SinS of the Past

SinS 2014 Retrospective

Ryan Vincent Logsdon has long been a lover and dedicated supporter of the independent and underground community.
His first feature film “AGONi” had its World Premier at Slaughter In Syracuse 2015, and opened the festival in its second year.
The following is a heartfelt piece titled “HOME”, in which Ryan wrote about his experience at the first Slaughter In Syracuse in 2014. It beautifully captures what sets SinS apart from other horror film festivals and conventions. Please Enjoy!

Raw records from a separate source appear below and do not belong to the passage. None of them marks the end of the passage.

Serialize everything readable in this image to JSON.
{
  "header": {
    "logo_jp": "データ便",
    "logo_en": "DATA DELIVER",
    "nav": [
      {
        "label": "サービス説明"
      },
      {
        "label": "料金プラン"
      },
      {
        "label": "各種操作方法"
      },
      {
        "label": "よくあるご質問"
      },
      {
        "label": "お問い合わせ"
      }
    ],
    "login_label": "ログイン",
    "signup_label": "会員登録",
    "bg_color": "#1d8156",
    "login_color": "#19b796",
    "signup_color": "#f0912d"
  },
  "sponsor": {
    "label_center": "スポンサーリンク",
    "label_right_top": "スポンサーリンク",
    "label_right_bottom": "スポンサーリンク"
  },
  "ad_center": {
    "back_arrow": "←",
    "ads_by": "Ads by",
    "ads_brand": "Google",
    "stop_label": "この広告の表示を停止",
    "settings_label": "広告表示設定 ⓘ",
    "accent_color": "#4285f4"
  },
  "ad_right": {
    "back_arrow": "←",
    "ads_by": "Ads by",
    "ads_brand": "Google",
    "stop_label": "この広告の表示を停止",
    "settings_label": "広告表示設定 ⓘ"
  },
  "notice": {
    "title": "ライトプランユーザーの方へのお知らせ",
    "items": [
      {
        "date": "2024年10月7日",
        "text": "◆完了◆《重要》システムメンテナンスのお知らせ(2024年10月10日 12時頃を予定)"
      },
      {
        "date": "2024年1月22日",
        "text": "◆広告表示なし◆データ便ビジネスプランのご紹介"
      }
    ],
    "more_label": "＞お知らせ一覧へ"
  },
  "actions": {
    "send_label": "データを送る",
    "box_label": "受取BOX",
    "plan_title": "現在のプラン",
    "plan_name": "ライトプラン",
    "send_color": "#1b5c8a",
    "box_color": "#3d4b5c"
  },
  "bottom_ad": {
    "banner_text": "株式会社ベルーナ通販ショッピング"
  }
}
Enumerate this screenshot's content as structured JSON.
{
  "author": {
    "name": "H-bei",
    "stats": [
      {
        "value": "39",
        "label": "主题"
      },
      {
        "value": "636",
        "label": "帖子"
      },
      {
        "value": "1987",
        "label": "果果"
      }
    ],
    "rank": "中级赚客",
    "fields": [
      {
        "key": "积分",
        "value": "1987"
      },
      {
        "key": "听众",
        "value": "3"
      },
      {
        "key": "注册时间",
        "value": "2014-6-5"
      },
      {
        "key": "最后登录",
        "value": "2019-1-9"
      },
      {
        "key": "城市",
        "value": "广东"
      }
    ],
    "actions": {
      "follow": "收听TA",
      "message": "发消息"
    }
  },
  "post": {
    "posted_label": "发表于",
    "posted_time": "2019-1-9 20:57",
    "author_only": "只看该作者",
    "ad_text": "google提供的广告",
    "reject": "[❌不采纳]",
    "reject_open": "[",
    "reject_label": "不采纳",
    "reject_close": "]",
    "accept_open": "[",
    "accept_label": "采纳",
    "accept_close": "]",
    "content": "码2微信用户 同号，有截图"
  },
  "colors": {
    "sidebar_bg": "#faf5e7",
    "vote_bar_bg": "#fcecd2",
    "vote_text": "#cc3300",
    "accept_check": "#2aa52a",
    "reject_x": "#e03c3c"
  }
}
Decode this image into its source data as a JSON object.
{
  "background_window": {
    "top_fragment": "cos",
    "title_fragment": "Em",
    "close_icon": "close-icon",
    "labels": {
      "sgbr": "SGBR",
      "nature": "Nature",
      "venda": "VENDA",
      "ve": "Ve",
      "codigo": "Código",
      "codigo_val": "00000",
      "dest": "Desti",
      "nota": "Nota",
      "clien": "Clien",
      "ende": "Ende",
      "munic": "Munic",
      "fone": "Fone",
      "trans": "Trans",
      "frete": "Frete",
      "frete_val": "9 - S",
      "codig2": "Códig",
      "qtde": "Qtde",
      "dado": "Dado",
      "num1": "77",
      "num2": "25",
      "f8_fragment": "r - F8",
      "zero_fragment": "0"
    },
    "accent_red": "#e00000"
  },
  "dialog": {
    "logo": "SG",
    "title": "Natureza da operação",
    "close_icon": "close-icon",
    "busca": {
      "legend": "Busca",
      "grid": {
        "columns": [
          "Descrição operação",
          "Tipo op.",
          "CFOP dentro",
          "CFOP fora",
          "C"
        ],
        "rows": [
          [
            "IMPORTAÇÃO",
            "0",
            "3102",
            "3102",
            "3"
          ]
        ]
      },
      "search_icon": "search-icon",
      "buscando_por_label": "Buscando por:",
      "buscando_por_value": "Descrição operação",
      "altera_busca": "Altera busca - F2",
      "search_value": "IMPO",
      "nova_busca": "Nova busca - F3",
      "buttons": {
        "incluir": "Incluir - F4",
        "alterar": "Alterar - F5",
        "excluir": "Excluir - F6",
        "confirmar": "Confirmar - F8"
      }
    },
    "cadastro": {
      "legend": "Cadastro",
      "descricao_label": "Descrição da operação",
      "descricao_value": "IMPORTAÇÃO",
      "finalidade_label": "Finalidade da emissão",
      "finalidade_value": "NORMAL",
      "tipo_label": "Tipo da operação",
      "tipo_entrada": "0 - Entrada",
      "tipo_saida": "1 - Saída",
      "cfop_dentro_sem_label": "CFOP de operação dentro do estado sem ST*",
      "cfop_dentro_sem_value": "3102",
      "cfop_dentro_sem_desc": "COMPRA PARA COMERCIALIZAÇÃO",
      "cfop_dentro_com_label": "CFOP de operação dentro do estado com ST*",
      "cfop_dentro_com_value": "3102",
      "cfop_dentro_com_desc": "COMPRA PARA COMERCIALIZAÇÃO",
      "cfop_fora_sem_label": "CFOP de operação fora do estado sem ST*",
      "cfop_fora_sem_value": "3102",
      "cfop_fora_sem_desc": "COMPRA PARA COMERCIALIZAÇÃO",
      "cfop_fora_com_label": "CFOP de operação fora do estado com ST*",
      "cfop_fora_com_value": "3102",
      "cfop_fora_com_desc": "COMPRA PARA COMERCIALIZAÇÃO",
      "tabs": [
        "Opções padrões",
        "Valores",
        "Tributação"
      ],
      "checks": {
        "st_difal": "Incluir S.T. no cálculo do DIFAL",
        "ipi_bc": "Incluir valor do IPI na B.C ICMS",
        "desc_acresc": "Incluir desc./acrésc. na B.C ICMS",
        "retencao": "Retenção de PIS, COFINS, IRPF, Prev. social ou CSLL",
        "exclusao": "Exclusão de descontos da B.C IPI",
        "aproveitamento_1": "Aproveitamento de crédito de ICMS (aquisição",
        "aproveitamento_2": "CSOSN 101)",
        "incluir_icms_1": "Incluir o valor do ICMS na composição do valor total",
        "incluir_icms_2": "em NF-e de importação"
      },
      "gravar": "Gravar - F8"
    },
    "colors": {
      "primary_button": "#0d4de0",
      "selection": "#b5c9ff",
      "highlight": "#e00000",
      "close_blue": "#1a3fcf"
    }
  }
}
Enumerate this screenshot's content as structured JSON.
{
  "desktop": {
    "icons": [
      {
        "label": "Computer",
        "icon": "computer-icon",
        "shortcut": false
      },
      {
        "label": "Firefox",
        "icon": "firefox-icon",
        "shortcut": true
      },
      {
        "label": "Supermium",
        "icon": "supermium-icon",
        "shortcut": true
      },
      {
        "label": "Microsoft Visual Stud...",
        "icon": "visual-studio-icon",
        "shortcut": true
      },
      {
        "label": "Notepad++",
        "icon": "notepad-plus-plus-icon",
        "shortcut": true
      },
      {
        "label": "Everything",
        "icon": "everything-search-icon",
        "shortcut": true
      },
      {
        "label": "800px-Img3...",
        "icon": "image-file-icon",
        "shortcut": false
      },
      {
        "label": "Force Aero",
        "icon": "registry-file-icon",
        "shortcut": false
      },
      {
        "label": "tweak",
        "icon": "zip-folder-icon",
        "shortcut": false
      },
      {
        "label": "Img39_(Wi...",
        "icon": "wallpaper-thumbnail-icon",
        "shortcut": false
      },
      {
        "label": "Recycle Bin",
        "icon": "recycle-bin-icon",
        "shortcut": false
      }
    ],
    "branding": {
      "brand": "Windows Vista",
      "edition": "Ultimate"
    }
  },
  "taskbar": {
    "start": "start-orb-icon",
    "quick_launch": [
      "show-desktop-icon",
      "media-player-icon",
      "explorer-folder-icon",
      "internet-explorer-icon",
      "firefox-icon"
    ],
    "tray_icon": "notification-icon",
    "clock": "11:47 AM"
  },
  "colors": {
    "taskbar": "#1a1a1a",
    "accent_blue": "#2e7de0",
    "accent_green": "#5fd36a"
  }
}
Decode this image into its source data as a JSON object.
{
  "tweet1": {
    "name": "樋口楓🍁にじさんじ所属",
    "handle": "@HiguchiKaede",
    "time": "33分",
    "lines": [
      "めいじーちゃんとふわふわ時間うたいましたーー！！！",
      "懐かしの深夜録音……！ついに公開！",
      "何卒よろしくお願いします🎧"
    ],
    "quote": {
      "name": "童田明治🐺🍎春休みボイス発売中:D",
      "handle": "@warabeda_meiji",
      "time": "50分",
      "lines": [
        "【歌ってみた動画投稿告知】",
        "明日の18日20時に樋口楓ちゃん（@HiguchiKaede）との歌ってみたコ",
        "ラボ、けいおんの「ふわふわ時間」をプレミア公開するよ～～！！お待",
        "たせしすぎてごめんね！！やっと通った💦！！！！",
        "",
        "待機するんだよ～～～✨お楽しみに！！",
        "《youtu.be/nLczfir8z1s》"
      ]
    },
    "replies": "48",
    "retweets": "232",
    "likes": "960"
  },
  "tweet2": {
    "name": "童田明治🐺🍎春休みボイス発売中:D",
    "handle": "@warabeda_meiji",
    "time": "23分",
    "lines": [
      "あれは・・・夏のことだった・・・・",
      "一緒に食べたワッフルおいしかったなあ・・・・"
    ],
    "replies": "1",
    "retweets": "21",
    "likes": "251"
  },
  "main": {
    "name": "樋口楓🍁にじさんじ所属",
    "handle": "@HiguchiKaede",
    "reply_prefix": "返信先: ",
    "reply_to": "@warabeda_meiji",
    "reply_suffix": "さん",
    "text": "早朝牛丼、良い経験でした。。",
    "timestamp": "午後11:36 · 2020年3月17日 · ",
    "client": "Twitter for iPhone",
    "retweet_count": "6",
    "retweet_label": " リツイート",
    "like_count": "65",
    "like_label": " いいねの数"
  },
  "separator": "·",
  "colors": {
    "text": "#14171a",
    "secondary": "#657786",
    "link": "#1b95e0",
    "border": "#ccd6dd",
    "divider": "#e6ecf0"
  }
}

SLAUGHTER IN SYRACUSE @ The Palace Theater – May 31st, 2014
“Home”
I wake up on the morning of May 31st with a couple of months worth of dire anticipation making the last two nights worth of rest utterly impossible. The excitement goes beyond definable terms. Slaughter In Syracuse is happening today! The line up for this underground horror film festival boasts talent seldom seen at most popular televised award shows and it was being presented by Beneath The Underground & Vultra Video, both being respectable endeavors in their own right and the combination of the two liked-minded individuals was the primer that preceded the spark that rocked The Palace Theater into a bloody submission. Leaving in it’s wake a scene that was a little stronger and from friendships already attained to becoming families gained. It was a special time and place for those who were lucky enough attend, a time and place where you couldn’t turn around without seeing a friendly face that you actually wanted to see or needed to see because it made you feel at home. Home, surrounded by such amazingly creative artists. Home, surrounded but such genuine people. Home, surrounded by family. Home, our home.
The Palace Theater in Syracuse, NY held the honor of hosting this event and housing the powderkeg of talent gathered together at the seemingly forgotten theater which, in it’s decades old profile, has screened some of the most cherished films of the last twenty-five years that may have never received any chance of a theatrical release; this being true of every single film on display during Slaughter In Syracuse’s epic schedule of showings and Q&As. The underground horror scene thrives off of the vibes given off by festivities like Slaughter In Syracuse and allowed the events to unfold not only before our eyes but into our collective hearts and spirits.
Slaughter In Syracuse’s opener was a first time viewing of the director’s cut of Marcus Koch’s cult slasher “100 Tears” and was introduced by cohosts Nick DeCarlo of Beneath the Underground and Jason West of Vultra Video who welcomed the audience with smiles and open arms and called for the lights to be lowered and the cinematic chaos to commence. Marcus commented at one point during the evening that he had driven from Florida to get to the festival and seemed delighted at the questions being asked of him and his long out of print film. Artists, fans, various media reviews and curious-minded individuals huddle together in the blackness of the theater enjoying the violence, gore, humor and unforgettable sequences in the confrontational works on display. Screenings continue throughout the day and into the evening followed by lovingly in depth conversations with the rabid fans and the artists themselves including the hallucinatory shorts of Jimmy Screamerclauz to the always entertaining Ruby LaRocca engaging her audience with her usual charm and style. Jason Koch’s subversive serial killer flick “The 7th Day” caused quite a stir among the extreme horror crowd and the Canadian special effects master Ryan Nicholson treated his audience to the US premier of “Collar” and his (now almost legendary due to legal issues) short “Good Wife” making it’s possibly only showing all the more special to the hardcore fans who ate up the carnage spewed upon on the big screen.
Matt Garrett’s poignant film “Morris County” dropped the viewers into a world that is devoid of typical cinematic horror but still managed to captivate the crowd with it’s shocking displays of humanity that continue to push the boundaries of what a horror film can and, maybe, should be. The juggernaut known as ToeTag headlined the evening and Fred and Shelby Vogel showed for the first time a color-corrected version of their masterpiece “The Redsin Tower,” a film that left the viewing audiences laughter and screams echoing throughout the theater, down it’s carpeted aisles and out into the air of the world of independent cinema and it’s makers. After the last Q&A with ToeTag the hosts say their thanks and make acknowledgments to the people behind the event before the lights are brought back up completely and the theater empties.
Goodbyes are made to some while others continue the informative and highly engaging conversations well into the night and not wanting this special moment of time to end which it does, of course, but not before plans are made, bonds of limitation being broken and the possibilities of future collaborations seeming to turn the spoken ‘goodbyes’ into ‘when we meet again.’ Smiles and hugs seem to greet the morning sun with a feeling that some kind of energy, be it brought by or created from us, had been guiding our paths towards that history-making underground horror festival and that energy was not fleeting; in a reason-less world there was a reason for Slaughter In Syracuse to happen. A home had been created for like-minded individuals to share the stage and the scene that surrounds that particular talent to emerge into a family for one amazing twenty-four hour period before crashing back into reality with our smiles a little wider, our convictions stronger and our hearts truly fuller.